As we intend to run wagon the CART tree builder on this data we also need create the feature description file for the data. The feature description file consists of a bracketed list of feature name and type. Type may be int float or categorical where a list of possible values is given. The script make_wagon_desc (distributed with the speech tools) will make a reasonable approximation for this file

make_wagon_desc phrbrk.data phrbrk.feats phrbrk.desc

This script will treat all features as categorical. Thus any float or int features will be treated categorically and each value found in the data will be listed as a separate item. In our example lisp_since_punctuation and lisp_until_punctuation are actually float (well maybe even int) but they will be listed as categorically in phrbrk.desc, something like

...
(lisp_since_punctuation
0
1
2
4
3
5
6
7
8)
...

You should change this entry (by hand) to be

...
(lisp_since_punctuation float )
...

The script cannot work out the type of a feature automatically so you must make this decision yourself.

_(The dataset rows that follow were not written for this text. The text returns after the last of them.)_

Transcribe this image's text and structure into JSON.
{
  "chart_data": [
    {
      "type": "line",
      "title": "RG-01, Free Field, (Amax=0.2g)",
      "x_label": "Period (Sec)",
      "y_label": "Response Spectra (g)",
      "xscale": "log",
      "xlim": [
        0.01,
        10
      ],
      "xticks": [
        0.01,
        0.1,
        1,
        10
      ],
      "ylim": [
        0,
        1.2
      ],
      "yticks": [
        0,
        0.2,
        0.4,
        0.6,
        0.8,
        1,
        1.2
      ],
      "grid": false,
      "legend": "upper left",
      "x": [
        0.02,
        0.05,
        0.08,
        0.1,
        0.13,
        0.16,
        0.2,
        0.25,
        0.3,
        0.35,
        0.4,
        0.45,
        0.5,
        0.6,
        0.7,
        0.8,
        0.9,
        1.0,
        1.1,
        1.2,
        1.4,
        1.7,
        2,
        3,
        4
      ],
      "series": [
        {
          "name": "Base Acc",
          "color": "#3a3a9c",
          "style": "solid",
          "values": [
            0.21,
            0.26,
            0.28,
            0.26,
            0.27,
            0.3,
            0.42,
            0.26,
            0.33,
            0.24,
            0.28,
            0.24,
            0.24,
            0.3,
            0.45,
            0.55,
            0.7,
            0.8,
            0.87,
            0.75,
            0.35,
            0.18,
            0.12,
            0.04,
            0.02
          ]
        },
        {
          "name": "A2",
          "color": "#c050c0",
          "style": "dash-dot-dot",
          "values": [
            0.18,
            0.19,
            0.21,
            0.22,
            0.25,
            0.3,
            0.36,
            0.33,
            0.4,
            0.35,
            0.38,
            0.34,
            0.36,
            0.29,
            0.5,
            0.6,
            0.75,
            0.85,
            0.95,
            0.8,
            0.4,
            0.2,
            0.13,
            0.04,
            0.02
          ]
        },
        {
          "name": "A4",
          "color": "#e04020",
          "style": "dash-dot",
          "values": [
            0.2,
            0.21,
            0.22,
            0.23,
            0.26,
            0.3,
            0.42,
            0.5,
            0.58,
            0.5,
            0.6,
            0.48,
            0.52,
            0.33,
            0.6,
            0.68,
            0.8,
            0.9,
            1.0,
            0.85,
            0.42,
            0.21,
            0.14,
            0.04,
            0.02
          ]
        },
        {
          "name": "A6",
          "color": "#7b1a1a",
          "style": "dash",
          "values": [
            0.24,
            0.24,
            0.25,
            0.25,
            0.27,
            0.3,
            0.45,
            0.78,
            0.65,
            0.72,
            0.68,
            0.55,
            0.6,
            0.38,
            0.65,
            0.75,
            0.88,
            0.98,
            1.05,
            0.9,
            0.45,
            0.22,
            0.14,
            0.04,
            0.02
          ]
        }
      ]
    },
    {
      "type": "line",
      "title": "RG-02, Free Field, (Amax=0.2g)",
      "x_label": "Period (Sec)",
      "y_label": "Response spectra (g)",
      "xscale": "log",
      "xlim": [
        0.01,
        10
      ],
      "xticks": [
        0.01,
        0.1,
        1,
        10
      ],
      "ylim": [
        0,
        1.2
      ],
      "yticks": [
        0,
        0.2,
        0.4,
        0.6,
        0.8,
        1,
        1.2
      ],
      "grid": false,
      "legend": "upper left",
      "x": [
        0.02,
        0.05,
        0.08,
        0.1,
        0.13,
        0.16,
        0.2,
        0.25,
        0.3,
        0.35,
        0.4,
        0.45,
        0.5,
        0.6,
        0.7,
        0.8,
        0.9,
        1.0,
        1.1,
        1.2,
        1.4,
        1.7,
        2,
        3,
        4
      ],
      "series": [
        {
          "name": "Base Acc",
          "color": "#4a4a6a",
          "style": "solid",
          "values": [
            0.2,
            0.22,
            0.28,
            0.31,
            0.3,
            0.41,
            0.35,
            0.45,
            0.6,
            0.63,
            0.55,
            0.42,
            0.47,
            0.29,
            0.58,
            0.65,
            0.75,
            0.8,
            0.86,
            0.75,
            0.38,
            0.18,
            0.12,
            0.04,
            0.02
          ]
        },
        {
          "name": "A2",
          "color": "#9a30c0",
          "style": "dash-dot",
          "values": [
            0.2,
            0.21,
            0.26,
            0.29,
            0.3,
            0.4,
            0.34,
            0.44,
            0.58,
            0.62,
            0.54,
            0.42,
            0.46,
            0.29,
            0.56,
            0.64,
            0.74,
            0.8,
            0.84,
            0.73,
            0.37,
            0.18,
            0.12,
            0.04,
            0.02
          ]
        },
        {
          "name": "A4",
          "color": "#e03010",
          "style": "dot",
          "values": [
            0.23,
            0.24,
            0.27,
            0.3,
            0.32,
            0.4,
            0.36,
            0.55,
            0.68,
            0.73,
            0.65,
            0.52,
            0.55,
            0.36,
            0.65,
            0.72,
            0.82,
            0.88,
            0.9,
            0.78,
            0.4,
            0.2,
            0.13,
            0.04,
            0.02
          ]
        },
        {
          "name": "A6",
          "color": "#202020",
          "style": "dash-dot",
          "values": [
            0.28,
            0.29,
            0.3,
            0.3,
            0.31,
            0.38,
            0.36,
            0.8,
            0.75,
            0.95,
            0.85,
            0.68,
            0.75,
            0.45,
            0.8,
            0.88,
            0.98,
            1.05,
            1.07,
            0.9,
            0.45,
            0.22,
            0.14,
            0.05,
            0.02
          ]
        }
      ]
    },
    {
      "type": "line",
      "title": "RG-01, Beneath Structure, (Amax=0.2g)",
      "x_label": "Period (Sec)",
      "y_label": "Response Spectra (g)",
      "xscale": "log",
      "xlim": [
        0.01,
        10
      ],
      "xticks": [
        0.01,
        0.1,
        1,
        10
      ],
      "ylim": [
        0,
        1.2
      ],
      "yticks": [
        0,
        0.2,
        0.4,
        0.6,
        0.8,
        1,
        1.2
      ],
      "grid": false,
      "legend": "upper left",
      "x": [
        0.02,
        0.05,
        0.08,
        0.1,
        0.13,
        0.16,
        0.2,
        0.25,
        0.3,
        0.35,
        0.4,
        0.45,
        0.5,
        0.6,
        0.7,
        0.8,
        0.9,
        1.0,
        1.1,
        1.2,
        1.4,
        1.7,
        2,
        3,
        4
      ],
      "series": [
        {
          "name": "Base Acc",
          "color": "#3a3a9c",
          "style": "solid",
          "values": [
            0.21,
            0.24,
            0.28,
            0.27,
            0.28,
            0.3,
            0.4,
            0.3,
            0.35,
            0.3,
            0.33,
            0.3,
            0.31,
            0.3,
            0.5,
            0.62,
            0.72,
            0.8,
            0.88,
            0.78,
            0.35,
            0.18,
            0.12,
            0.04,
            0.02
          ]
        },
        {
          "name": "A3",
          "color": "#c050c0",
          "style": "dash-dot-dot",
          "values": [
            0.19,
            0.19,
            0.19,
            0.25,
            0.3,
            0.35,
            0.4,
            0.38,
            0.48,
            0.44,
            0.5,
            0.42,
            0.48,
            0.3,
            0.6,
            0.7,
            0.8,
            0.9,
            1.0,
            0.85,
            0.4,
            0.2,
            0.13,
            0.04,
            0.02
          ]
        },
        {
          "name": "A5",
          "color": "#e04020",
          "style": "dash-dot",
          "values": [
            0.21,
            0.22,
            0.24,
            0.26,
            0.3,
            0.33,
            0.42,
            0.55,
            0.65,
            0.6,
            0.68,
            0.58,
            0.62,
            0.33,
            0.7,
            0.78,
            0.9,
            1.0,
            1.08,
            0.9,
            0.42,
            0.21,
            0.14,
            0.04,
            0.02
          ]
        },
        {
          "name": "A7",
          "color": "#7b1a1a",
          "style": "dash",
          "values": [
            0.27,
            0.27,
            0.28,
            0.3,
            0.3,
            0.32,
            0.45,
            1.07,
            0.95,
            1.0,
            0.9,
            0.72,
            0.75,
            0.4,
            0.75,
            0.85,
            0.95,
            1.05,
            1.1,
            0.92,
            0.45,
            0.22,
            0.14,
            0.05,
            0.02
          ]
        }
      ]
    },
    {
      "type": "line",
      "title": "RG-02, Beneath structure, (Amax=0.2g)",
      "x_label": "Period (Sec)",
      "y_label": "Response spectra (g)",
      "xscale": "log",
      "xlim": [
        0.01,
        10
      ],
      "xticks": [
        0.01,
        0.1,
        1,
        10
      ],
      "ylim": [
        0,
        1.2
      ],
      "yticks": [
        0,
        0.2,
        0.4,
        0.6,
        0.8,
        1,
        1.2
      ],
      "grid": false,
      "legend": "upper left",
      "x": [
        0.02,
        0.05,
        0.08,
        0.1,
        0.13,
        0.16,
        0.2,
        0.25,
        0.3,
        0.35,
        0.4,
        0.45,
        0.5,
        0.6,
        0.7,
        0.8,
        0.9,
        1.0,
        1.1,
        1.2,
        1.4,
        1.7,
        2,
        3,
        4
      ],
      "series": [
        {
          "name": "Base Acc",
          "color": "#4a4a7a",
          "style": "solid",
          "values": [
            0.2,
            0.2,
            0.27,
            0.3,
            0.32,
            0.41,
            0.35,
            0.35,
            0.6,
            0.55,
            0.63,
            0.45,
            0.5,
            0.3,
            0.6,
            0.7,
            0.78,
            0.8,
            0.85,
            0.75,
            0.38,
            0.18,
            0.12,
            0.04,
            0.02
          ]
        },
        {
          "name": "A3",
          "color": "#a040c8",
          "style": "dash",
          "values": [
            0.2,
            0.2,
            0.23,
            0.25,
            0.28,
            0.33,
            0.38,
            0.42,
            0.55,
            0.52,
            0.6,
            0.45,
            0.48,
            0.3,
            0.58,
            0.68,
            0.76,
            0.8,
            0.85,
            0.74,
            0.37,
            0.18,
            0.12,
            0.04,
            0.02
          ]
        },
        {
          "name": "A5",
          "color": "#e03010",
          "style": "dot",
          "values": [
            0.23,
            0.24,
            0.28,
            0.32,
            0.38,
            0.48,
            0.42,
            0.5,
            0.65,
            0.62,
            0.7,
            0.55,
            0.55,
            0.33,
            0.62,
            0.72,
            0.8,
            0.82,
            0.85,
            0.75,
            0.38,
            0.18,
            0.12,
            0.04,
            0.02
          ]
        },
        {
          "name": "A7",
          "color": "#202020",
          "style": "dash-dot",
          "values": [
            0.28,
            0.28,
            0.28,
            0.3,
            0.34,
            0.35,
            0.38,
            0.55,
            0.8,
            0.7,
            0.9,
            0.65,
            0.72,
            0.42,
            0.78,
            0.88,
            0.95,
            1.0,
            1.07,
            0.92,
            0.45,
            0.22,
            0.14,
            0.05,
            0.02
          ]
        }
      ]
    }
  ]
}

Now that we have the data and description we can build a CART tree. The basic command for wagon will be

wagon -desc phrbrk.desc -data phrbrk.data.train -test phrbrk.data.test \
   -output phrbrk.tree

You will probably also want to set a stop value. The default stop value is 50, which means there must be at least 50 examples in a group before it will consider looking for a question to split it. Unless you have a lot of data this is probably too large and a value of 10 to 20 is probably more reasonable.

Other arguments to wagon should also be considered. A stepwise approach where all features are tested incrementally to find the best set of features which give the best tree can give better results than simply using all features. Though care should be taken with this as the generated tree becomes optimized from the given test set. Thus a further held our test set is required to properly test the accuracy of the result. In the stepwise case it is normal to split the train set again and call wagon as follows

traintest phrbrk.data.train
wagon -desc phrbrk.desc -data phrbrk.data.train.train \
   -test phrbrk.data.train.test \
   -output phrbrk.tree -stepwise
wagon_test -data phrbrk.data.test -desc phrbrk.desc \
   -tree phrbrk.tree

Stepwise is particularly useful when features are highly correlated with themselves and its not clear which is best general predictor. Note that stepwise will take much longer to run as it potentially must build a large number of trees.

Other arguments to wagon can be considered, refer to the relevant chapter in speech tools manual for their details.

However it should be noted that without a good intonation and duration model spending time on producing good phrasing is probably not worth it. The quality of all these three prosodic components is closely related such that if one is much better than there may not be any real benefit.